November 18, 2011 By Ann Black Leave a Comment

The meeting after conference is always a marathon, reviewing the state of the party and planning the year ahead.  First up was Tom Watson, deputy party Chair and campaign co-ordinator, praised for his tactics in the famous Hodge Hill by-election.  Tom saw his role as mobilising members, consulting on policy and raising funds.  At my suggestion he included a working return address in his latest e-mail, and had already replied to 500 messages.  I said again that members want doorstep ammunition, visible leadership and rapid rebuttal of Tory lies.  Others added hope in tough times:  pensioners are losing part of their winter fuel allowance, the council tax freeze will cost more jobs, youth unemployment is at record levels and Labour cannot be neutral as public service workers defend their modest pensions.

The critical battle-grounds next year will be London, with the mayoral and assembly elections, and Scotland, where good council results would help to derail the independence bandwagon.  Two weeks earlier the NEC’s organisation committee agreed to devolve many powers to the Scottish party, and authorised local organisation around Scottish rather than Westminster constituencies.  This is the clear will of Scottish members, and I have asked only that the NEC is kept informed of developments.

Unmusical Chairs

Meanwhile the whole country is in the throes of the boundary review.  In most regions Labour, working with MPs and local parties, has developed a united response to the initial proposals, but may have to adapt as other parties make submissions.  The picture should be clearer by autumn 2012.  Careers are at stake and the NEC wished to support MPs through traumatic times ahead, as well as constituency parties which will re-form on new boundaries from January 2013.  Of course Labour is not the only party affected, and insecurity was thought to be fuelling rebellions.  If Tory MPs have to compete with each other, better to keep their activists happy than try to please David Cameron.
A few more constituencies will be able to choose parliamentary candidates in the New Year and feedback from early selections is welcome, so we can modify procedures if necessary.  Keith Vaz regretted that no ethnic minority candidates had yet been selected, and I am concerned that there are far more male than female applicants, making it hard to draw up gender-balanced shortlists.  However these are opposition-held seats, meaning years of hard slog with no guarantee of reward, unappealing to those wanting a fast track.  Last- minute retirements in plum seats will attract more interest.
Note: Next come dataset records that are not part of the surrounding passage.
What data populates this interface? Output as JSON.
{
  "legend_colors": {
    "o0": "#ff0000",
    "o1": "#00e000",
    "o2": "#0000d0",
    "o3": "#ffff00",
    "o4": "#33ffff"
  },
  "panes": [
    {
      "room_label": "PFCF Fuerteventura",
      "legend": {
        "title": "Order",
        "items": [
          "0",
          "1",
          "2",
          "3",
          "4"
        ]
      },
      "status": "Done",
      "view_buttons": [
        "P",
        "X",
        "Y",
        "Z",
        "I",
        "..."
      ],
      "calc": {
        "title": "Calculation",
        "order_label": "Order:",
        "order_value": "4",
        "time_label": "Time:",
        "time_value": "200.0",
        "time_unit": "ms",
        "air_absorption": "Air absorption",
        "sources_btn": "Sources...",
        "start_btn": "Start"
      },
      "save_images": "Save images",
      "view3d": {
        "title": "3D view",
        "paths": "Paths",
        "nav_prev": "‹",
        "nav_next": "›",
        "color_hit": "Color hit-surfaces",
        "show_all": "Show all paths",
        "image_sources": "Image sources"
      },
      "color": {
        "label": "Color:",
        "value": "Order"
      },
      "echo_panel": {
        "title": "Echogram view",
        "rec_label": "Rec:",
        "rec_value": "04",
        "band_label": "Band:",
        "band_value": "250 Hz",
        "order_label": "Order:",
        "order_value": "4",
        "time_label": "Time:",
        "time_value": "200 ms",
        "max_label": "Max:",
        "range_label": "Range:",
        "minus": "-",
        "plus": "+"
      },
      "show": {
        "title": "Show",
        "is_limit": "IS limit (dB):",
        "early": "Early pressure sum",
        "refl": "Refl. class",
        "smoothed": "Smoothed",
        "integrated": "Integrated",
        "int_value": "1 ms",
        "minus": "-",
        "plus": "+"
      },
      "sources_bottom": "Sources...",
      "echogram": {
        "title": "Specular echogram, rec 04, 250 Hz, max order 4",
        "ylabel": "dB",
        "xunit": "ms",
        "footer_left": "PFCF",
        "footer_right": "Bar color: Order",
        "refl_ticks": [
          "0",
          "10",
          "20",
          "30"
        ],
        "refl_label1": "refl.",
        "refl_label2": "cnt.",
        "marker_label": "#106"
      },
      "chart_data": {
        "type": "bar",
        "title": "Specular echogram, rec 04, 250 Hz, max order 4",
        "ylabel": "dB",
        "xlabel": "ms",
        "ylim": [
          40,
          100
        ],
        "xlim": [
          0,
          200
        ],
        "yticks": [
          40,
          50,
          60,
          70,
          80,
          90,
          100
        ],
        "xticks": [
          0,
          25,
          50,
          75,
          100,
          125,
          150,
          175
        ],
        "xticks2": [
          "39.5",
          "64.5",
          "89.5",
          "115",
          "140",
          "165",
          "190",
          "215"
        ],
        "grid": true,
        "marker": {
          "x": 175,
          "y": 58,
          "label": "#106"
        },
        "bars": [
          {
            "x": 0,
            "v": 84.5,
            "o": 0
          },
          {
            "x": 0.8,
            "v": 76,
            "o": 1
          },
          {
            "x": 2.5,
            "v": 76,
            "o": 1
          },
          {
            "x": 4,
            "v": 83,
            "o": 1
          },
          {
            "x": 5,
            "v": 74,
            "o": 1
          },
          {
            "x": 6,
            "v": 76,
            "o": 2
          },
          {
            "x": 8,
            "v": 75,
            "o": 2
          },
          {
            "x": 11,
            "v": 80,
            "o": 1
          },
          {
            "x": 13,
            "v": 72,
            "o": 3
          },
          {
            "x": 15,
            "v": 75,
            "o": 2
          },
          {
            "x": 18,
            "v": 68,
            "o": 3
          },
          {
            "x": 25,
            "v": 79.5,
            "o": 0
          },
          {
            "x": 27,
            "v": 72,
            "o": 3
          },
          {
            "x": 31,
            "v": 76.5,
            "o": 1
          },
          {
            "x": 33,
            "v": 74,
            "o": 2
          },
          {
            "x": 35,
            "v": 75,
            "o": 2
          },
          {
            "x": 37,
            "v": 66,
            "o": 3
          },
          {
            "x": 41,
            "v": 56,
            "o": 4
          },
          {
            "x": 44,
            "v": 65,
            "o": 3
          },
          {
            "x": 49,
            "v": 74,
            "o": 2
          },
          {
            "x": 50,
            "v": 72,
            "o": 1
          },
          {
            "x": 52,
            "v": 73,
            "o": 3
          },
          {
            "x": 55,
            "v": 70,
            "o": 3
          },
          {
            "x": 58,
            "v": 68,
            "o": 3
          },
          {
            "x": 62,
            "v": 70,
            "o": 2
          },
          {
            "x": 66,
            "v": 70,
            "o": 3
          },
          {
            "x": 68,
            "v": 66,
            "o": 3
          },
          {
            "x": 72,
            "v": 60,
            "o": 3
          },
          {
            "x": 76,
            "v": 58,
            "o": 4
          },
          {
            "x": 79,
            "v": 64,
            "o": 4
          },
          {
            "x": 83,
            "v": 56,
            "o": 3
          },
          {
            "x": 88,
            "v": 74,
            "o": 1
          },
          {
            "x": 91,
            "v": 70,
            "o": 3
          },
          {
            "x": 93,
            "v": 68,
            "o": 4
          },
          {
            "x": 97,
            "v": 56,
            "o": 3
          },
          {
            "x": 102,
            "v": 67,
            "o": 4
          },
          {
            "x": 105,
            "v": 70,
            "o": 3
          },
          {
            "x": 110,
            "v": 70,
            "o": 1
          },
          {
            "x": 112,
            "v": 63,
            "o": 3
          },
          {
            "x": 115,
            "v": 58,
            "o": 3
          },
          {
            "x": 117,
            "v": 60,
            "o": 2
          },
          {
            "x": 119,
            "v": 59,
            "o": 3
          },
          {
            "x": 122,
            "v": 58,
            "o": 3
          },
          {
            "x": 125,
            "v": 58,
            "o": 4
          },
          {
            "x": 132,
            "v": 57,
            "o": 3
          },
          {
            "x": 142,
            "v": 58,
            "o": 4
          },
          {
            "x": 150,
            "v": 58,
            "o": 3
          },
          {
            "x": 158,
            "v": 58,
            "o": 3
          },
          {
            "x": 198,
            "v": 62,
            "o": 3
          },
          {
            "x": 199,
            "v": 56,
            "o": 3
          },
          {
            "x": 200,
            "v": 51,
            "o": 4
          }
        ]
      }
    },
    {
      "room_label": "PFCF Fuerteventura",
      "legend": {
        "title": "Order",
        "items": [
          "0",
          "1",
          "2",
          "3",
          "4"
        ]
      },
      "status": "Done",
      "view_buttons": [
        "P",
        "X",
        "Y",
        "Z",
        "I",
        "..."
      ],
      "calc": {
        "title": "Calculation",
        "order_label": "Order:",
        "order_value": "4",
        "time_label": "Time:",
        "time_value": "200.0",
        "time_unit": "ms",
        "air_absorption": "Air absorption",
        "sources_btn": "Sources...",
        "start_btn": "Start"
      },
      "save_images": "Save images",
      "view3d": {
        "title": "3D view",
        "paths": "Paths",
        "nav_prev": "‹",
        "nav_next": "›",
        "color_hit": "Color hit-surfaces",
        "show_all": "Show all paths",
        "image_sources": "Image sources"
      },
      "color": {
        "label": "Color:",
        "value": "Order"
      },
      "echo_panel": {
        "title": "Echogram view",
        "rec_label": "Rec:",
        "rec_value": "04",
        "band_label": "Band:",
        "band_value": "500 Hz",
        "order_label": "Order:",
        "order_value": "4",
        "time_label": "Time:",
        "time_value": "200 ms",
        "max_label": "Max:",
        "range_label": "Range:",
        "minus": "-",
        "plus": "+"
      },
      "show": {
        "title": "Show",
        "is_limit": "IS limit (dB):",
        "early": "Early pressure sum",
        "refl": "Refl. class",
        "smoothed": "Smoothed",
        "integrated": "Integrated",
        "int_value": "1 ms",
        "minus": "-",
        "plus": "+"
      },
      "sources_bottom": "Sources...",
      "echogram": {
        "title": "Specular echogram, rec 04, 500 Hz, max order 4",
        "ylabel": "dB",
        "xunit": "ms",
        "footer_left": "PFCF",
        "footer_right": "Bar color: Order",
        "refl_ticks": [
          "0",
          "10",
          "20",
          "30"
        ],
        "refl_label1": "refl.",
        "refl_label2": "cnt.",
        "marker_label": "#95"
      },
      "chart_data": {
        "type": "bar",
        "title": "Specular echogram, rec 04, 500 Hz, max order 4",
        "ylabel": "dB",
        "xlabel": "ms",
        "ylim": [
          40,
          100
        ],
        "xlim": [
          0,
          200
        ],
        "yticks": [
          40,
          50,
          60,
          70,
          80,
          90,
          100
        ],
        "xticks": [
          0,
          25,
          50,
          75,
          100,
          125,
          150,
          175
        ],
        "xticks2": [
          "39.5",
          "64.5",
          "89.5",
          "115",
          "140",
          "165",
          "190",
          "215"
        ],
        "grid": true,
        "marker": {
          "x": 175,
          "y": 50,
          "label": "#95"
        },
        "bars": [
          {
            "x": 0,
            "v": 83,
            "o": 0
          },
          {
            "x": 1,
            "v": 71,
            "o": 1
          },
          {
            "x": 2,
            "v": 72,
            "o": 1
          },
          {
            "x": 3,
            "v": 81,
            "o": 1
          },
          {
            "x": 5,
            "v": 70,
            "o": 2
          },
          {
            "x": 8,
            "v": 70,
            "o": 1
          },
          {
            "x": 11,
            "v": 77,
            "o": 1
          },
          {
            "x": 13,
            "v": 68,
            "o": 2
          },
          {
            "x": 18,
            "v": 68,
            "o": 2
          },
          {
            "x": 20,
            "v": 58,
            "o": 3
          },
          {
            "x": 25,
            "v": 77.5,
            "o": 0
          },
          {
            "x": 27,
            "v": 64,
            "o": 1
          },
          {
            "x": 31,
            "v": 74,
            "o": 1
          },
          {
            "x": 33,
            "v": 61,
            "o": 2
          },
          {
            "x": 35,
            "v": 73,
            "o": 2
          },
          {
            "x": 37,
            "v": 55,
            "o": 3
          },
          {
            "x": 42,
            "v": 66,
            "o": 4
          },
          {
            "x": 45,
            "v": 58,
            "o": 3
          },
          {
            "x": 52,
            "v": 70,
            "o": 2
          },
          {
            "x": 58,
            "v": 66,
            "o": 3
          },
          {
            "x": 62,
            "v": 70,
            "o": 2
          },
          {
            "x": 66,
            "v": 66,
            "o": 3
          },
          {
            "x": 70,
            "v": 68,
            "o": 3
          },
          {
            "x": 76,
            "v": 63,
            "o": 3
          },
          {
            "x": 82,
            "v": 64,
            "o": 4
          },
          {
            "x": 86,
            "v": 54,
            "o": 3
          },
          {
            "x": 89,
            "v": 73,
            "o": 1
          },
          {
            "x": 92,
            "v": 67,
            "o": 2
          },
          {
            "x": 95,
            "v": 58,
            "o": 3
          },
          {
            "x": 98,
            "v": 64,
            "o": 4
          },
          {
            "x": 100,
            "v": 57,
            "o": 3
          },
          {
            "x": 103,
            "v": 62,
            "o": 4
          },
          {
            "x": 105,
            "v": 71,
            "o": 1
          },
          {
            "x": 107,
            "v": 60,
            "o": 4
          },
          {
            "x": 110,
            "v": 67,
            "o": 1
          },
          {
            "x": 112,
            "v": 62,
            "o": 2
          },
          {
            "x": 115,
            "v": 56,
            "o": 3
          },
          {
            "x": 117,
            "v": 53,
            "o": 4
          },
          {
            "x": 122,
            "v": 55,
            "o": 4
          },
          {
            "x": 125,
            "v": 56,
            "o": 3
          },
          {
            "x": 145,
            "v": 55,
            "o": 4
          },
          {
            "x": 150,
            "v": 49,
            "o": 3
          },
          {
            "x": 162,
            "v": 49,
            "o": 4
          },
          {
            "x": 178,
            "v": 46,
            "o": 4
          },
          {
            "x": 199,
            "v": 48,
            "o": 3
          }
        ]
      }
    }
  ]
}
Committees and Conferences

The meeting agreed the membership of subcommittees.  The equalities committee, specified as 13 members, has 17, and the organisation committee now includes 27 of the 33 NEC members. (The joint policy committee has even more, but most of them don’t come to meetings.)  I continue as a member of the prosperity and work policy commission, where Jennie Formby of Unite takes over as co- convenor.
This year 630 delegates from 522 constituencies attended conference, the highest since before 2002 (570 delegates from 527 constituencies) and well up from the 412 constituencies represented in 2010. Liverpool was praised for the weather and the spacious dockside site, though accommodation costs, at £70 – £100 a night, were high.  As usual the biggest complaint was too little time for delegates, with only nine speakers on health, and some suggested culling videos and pre- scripted panel discussions.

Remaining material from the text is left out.